I partecipanti ripeteranno le suddette rilevazioni con cadenza mensile, compreso il diario alimentare settimanale. I gruppi di volontari saranno suddivisi nel tempo e seguiti, sempre come gruppo, per i tre mesi successivi. Per le famiglie con figli l’inizio del programma sarà stabilito di conseguenza alle necessità scolastiche. Al termine del programma il team di ricerca sarà comunque disponibile a seguire le singole persone sia dal punto di vista delle autoanalisi sia per un programma di formazione permanente. Tutte queste attività saranno effettuate in collegamento continuo con i medici di famiglia.

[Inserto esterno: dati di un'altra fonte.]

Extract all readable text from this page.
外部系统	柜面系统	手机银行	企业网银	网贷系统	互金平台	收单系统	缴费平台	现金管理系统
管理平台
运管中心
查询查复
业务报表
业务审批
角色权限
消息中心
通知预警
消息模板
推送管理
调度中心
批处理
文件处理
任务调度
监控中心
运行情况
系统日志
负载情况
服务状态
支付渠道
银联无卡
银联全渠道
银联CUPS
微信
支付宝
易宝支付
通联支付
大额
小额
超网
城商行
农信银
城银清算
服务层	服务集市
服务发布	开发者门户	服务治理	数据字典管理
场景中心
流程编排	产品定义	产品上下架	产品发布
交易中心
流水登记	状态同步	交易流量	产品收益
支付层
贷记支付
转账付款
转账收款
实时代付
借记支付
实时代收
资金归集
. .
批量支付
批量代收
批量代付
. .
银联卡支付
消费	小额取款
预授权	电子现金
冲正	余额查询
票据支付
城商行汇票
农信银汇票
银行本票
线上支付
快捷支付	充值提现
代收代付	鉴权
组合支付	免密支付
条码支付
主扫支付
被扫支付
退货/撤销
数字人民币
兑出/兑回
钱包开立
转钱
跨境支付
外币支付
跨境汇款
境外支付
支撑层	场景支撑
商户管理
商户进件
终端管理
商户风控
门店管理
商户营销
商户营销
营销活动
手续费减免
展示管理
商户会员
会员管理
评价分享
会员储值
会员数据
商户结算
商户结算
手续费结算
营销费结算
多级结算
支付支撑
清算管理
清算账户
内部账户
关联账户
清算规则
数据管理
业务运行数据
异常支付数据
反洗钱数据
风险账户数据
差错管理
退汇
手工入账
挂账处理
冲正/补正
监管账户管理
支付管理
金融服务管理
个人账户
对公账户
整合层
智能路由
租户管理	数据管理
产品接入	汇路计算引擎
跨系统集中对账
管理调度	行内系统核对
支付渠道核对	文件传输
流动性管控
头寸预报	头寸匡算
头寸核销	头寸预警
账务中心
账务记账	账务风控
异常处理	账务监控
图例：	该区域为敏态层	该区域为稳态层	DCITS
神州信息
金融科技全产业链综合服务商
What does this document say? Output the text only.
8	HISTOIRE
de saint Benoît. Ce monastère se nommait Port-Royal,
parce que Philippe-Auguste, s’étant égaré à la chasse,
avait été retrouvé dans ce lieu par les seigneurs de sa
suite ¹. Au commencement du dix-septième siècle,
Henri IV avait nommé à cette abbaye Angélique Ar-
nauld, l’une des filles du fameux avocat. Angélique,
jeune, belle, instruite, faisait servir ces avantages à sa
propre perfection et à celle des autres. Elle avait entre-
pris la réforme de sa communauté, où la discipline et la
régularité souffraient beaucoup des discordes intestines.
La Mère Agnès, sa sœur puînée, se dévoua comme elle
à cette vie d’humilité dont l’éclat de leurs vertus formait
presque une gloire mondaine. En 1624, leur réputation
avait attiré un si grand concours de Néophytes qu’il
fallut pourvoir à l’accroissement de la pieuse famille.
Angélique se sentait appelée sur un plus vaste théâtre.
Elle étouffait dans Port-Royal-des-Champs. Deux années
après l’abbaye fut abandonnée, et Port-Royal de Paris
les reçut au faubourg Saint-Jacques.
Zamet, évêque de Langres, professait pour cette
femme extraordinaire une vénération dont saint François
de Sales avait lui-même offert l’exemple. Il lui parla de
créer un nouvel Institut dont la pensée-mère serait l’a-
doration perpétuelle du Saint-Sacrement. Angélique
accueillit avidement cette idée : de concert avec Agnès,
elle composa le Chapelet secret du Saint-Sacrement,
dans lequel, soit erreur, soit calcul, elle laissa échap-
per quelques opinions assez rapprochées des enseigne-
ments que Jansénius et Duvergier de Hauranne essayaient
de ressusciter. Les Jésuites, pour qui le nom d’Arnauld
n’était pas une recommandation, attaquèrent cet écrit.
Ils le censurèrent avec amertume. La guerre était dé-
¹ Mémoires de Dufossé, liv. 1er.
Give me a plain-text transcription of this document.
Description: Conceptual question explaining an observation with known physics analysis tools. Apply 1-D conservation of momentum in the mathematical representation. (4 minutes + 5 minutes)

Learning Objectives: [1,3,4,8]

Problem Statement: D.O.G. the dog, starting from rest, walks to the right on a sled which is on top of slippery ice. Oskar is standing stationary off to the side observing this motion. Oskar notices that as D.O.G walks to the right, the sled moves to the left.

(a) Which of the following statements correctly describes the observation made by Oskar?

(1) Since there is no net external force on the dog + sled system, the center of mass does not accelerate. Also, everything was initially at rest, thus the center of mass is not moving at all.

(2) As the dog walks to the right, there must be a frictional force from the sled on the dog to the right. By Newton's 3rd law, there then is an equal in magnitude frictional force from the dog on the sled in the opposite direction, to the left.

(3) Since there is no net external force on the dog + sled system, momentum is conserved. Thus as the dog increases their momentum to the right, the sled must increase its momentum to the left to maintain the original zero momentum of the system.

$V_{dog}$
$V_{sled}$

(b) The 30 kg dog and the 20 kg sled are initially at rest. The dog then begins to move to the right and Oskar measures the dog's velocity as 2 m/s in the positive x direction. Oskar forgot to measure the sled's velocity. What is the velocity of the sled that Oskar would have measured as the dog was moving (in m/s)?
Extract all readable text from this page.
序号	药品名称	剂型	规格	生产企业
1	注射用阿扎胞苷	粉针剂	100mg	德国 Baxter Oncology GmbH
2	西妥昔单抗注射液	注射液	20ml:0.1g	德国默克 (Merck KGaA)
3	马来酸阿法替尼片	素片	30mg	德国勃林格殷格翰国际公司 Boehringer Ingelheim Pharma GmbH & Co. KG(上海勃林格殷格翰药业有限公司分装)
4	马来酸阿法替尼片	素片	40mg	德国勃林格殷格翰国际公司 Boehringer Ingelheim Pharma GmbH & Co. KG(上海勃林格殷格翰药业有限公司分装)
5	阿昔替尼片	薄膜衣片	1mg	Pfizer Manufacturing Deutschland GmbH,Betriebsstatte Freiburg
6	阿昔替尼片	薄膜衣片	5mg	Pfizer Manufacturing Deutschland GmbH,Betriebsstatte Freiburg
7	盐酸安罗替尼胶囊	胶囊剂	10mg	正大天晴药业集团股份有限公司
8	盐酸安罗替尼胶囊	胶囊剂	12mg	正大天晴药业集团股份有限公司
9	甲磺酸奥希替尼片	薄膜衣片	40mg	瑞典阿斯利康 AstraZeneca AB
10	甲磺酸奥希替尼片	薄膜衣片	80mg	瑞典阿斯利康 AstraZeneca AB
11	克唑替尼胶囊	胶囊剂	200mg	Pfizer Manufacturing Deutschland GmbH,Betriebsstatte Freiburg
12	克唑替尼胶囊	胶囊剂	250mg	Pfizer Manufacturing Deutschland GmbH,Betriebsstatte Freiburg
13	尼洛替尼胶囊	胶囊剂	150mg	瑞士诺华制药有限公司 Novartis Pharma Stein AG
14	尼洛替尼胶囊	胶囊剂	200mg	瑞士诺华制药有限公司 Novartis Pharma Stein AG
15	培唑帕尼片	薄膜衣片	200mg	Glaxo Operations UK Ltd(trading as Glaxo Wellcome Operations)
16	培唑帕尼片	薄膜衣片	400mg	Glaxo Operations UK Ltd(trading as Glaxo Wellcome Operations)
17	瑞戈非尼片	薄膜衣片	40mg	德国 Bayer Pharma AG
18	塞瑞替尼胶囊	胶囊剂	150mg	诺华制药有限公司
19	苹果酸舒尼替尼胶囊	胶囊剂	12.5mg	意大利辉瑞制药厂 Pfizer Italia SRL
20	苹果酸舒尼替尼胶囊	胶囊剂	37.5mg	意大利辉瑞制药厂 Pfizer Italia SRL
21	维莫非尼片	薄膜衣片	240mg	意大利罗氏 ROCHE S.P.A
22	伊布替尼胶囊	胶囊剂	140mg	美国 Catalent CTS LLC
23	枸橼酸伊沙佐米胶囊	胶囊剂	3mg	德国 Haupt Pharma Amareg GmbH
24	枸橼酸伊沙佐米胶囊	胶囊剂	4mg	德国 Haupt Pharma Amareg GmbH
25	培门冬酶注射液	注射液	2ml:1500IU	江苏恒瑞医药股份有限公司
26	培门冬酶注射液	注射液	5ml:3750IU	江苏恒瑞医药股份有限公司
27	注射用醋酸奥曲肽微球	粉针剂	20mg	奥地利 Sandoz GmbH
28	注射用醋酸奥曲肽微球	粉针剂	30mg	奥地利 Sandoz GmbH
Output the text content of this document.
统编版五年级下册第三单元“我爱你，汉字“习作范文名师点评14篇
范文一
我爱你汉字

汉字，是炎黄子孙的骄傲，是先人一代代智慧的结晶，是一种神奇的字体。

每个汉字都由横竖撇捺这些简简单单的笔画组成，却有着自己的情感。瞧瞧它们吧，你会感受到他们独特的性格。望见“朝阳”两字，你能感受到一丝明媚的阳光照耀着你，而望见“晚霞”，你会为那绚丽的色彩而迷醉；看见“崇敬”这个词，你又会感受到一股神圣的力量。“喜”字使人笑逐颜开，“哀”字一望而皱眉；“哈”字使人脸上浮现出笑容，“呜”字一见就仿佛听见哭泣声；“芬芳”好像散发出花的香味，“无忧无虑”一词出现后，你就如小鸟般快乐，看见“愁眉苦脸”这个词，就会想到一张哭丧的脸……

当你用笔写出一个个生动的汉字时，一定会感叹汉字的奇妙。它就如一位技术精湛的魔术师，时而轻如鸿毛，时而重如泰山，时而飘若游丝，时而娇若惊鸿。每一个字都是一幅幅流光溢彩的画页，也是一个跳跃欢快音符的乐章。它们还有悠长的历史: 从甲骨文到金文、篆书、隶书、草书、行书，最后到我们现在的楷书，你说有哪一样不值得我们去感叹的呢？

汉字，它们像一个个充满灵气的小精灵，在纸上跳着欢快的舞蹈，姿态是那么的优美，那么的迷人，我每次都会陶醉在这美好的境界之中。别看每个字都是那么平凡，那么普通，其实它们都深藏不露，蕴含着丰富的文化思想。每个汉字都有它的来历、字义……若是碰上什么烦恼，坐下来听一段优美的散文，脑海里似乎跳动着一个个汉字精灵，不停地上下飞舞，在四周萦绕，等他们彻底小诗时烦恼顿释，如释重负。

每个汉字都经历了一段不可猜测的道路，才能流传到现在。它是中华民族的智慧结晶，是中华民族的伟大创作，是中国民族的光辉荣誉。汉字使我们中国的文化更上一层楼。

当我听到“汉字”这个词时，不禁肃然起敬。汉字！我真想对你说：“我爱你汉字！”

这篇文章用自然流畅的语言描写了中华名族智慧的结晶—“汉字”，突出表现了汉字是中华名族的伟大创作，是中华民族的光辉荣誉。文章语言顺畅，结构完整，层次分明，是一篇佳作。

5) FASE DI ELABORAZIONE DATI
I dati ottenuti saranno elaborati e sottoposti ad analisi statistiche in modo anonimo e riservato. I dati relativi alla singola persona saranno forniti all’interessato e al medico di base, comparati con le medie ottenute. I risultati della ricerca saranno proposti per una o più pubblicazioni su riviste scientifiche. I dati ottenuti permetteranno di ipotizzare eventuali modifiche al programma al fine di rendere più efficace l’attività formativa allo scopo di reintrodurre nelle abitudini alimentari delle persone partecipanti la dieta mediterranea.
TEMPI DI REALIZZAZIONE
La durata prevista complessiva del progetto di ricerca è di tre anni. Durante questo periodo di tempo è possibile verificare se gli eventuali miglioramenti delle abitudini alimentari hanno assunto un carattere di stabilità.
RISULTATI ATTESI
Sulla base dei dati ISTAT sugli acquisti di prodotti alimentari da parte degli italiani si stima che soltanto il 10% circa della popolazione mangi secondo i dettami della Dieta Mediterranea. Sottoponendo i dati a una appropriata analisi statistica, come risultato atteso, si può predire il miglioramento statisticamente significativo dei parametri di autoanalisi, nei volontari che presentano delle alterazioni in fase iniziale. Ciò indicherebbe che l’insieme dei volontari arruolati ha migliorato in modo significativo la propria condizione di salute (così come è già avvenuto in modo molto significativo nell’esperienza di ricerca condotta in collaborazione con la Farmacia di Bucine). Per quanto riguarda le persone con dati di autoanalisi nella norma, l’eventuale miglioramento e la sua stabilità, possono essere verificati mediante il confronto dei diari alimentari.
DIFFICOLTÁ E CRITICITÁ
Le difficoltà maggiori riguardano l’organizzazione del programma di ricerca, poiché in esso sono coinvolte molte persone ed entità con obiettivi ed interessi talora contrastanti. La difficoltà consiste nel mantenere i partecipanti e i volontari concentrati sulle attività programmate per tutto il periodo della sperimentazione. Pur essendo tutta su base volontaria e anonima, potrebbero emergere problematiche di ordine burocratico e formali che possono rischiare di rallentare le attività. Il programma di ricerca necessita di una visione di tipo olistico, mentre una visione di tipo meccanicistico, riduzionista in termini medici “centrata sull’organo” può far perdere tale visione. Altre difficoltà prevedibili sono legate alla logistica delle materie prime, al loro costo che dovrebbe essere tale da non richiedere, nel complesso, un maggiore esborso da parte dei volontari.